Statt zu fragen „Machen Sie die Wärmedämmung?“, fragen Sie:
- „In welcher Reihenfolge verlegen Sie die Dachschichten und warum genau in dieser?“
- „Was passiert, wenn während der Montage die Temperatur unter null fällt?“
- „Wie schützen Sie das Dach während der Arbeiten vor Feuchtigkeit, wenn Regen angesagt ist?“
Die Antwort muss nicht technisch perfekt sein – Sie könnten die Details ohnehin nicht überprüfen. Aber die Art, wie der Handwerker antwortet, sagt alles. Wenn Sie eine konkrete Abfolge, Risikobewusstsein und einen klaren Notfallplan hören – haben Sie es mit jemandem zu tun, der systemisch denkt. Wenn Sie Allgemeinplätze hören („Wir machen alles fachgerecht“) oder Irritation („Wozu brauchen Sie diese Details?“) – ist das ein Warnsignal.
Checkliste vor dem Gespräch
Bereiten Sie eine Liste mit Fragen vor, die nicht die Technik betreffen, sondern Verantwortung und Entscheidungslogik:
- Wer ist für die Koordination mit anderen Gewerken verantwortlich (z.B. Photovoltaik, Schornsteine)?
- Wie sieht ein typischer Zeitplan aus und was verzögert ihn am häufigsten?
- Welche Entscheidungen muss ich vor Arbeitsbeginn treffen, die ich später nicht mehr ändern kann?
- Welche Materialien bestellen Sie selbst und welche muss ich bereitstellen – und warum?
- Wie dokumentieren Sie die einzelnen Phasen (Fotos, Protokolle, Abnahmen)?
Diese Fragen erfordern kein technisches Wissen von Ihnen. Aber sie zwingen den Handwerker zu zeigen, wie er über den Prozess denkt. Wenn er sie nicht beantworten kann – hat er kein durchdachtes Arbeitssystem. Und das bedeutet, dass er auf Ihrem Dach improvisieren wird.
Entscheidungsbaum: Wie der Auftragnehmer mit Varianten umgeht
Die zweite Bewertungsmethode prüft, ob der Auftragnehmer in Varianten und deren Konsequenzen denken kann. Das ist eine Schlüsselkompetenz, denn beim Bauen läuft selten alles nach Plan. Sie fragen also nicht, was er tun wird, sondern was er tut, wenn etwas schiefgeht.

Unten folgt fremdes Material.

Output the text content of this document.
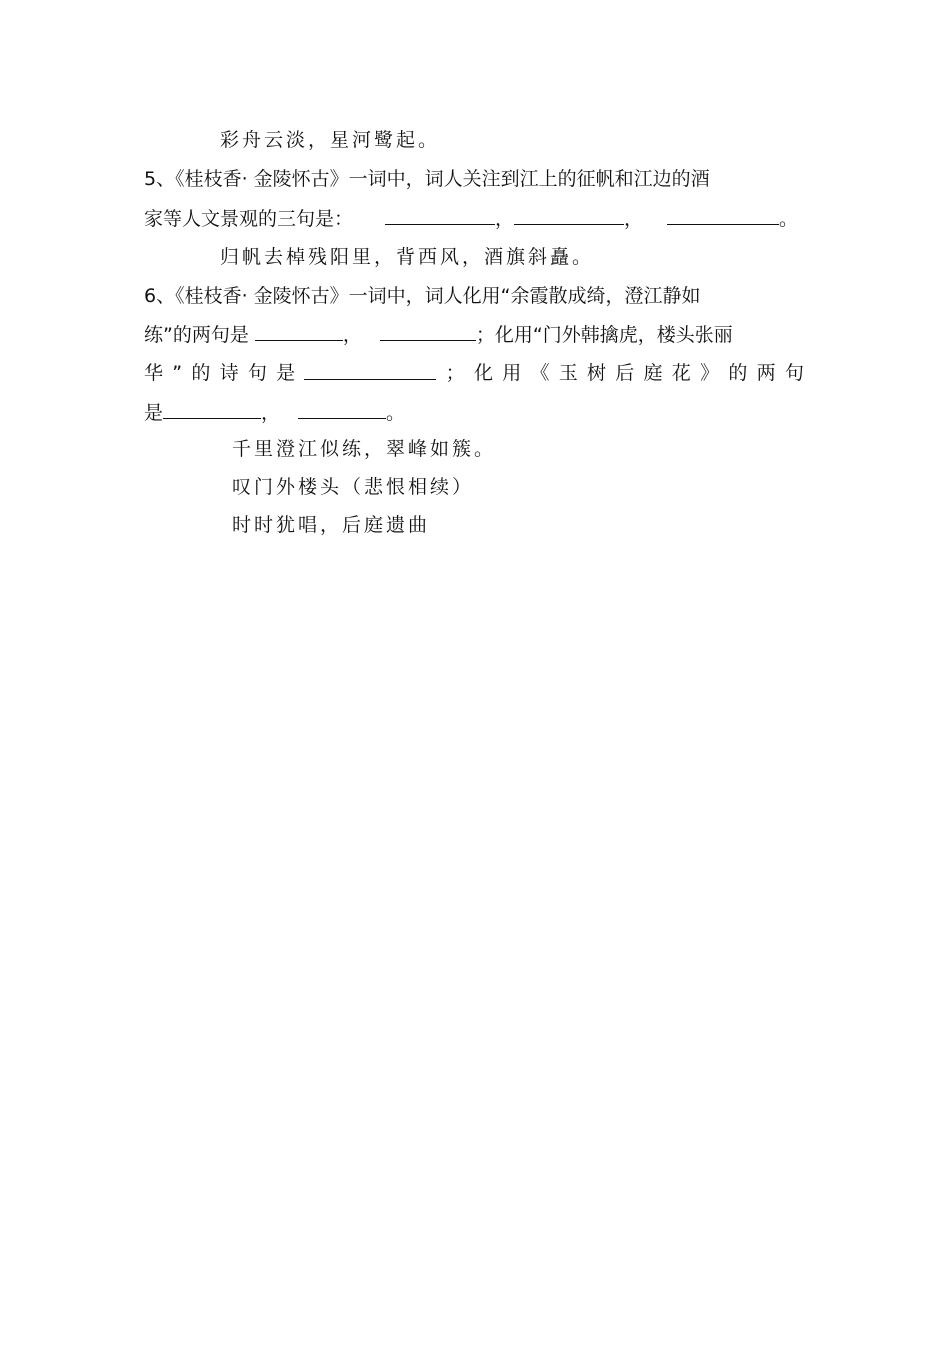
彩舟云淡，星河鹭起。
5、《桂枝香· 金陵怀古》一词中，词人关注到江上的征帆和江边的酒
家等人文景观的三句是：	，	，	。
归帆去棹残阳里，背西风，酒旗斜矗。
6、《桂枝香· 金陵怀古》一词中，词人化用“余霞散成绮，澄江静如
练”的两句是	，	；化用“门外韩擒虎，楼头张丽
华 ” 的 诗 句 是	； 化 用 《 玉 树 后 庭 花 》 的 两 句
是	，	。
千里澄江似练，翠峰如簇。
叹门外楼头（悲恨相续）
时时犹唱，后庭遗曲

Beispiel: Sie planen ein Dach mit Photovoltaik-Dachziegeln (z.B. Electrotile), die in die Eindeckung integriert sind. Fragen Sie den Auftragnehmer:
- „Was passiert, wenn sich herausstellt, dass die Dachkonstruktion für das zusätzliche Gewicht verstärkt werden muss?“
- „Wie verändert sich der Zeitplan, wenn der Hersteller die Lieferung der Solardachziegel verzögert?“
- „Können diese Ziegel etappenweise montiert werden oder muss das ganze Dach auf einmal gedeckt werden?“
Ein guter Auftragnehmer sagt nicht „es wird kein Problem geben“. Er sagt: „wenn X, dann machen wir Y, und das bedeutet Z für Zeitplan und Kosten“. Er zeigt Ihnen den Entscheidungsbaum, den er im Kopf hat. Er zeigt, dass er vorausgedacht hat.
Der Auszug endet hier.